Он в ахуе, как дебил, стоит с этими ручками в кулаке и смотрит на яйцо, что выпало из упаковки и разбилось. Желток, уносимый потоками воды в канализацию, ярким пятном выделяется на фоне лондонской серости. Это становится ебучей последней каплей: Антон забивает на всех прохожих, что неуклюжими зигзагами передвигаются по тротуарам, и начинает на всю улицу материть производителей пакетов на чём свет стоял.

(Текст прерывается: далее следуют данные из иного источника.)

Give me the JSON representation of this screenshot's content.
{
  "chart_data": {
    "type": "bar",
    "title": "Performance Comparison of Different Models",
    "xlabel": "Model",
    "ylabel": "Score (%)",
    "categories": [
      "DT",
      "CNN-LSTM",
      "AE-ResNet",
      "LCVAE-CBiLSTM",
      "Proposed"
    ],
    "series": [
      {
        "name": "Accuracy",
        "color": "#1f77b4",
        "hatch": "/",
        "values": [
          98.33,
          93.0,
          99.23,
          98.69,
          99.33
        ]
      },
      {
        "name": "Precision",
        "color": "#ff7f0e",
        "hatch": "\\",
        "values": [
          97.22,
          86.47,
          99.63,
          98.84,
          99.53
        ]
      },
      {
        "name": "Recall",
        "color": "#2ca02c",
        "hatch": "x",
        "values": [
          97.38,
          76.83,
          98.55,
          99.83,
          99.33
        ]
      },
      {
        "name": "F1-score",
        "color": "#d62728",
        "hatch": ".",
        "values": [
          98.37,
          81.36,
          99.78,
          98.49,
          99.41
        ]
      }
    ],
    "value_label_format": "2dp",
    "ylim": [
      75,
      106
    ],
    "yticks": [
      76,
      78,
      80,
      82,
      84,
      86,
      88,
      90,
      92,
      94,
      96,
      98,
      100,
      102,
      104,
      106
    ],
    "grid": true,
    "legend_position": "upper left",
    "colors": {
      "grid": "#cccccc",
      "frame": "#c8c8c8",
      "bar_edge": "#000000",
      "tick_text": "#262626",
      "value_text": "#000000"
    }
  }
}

— Ебучий пакет, какого хуя ты, блять, порвался, гандон ты штопанный! — он со злостью замахивается и выбрасывает до этого зажатые в руке белые обрывки пакета, что быстро прибиваются каплями дождя к земле. Плывут вместе с ручьями и застревают под лежащим на земле батоном хлеба. — Да за что мне это всё, сука, за что, блять, я спрашиваю! — Антон задирает голову и смотрит на небо, видимо, вызывая бога на поединок, чтобы тот пояснил, чем он это всё заслужил. Аккурат в это время гремит гром — поразительное совпадение. — Дед-пердед конченный, блять, — о да, обзывательства уровня пятиклассника — его тема. — Ебучий дождь, ебучая работа, ебучая Англия, и… — замах и пинок. Банка сгущёнки катится по плитке к чьим-то ногам, и Шастун переводит взгляд на — сумасшедшего, не иначе — человека, что остановился, чтобы посмотреть на Антона, будто он тут клоун ебучий. Тот стоит весь из себя такой грациозный и аристократичный: чёрное вымокшее пальто, классические брюки, насквозь пропитанные водой, и лакированные туфли; чёрные мокрые волосы зачёсаны назад, а глаза выделяются двумя яркими голубыми пятнами. Шаст смотрит на него гневно: — Чё ты вылупился, блять? Отъебись и пиздуй дальше своей дорогой, здесь нихуя интересного, — Шастун наугад вытягивая руку в сторону, предполагая, куда движется странный брюнет. — Ай, блять, ты ж ни слова не понимаешь, америкос ссаный, — Антон знает прекрасно, что Англия и Америка — две разные страны, но сейчас ему на все эти тонкости плевать с высокой колокольни: он голоден и бесконечно зол на Вселенную за то, что та мастерски организовала ему настолько феерически плохой день. — Гоу ту зе нахуй, — всё же говорит ему Антон, расплываясь в наигранно доброй улыбочке, которая, впрочем, меркнет так же быстро.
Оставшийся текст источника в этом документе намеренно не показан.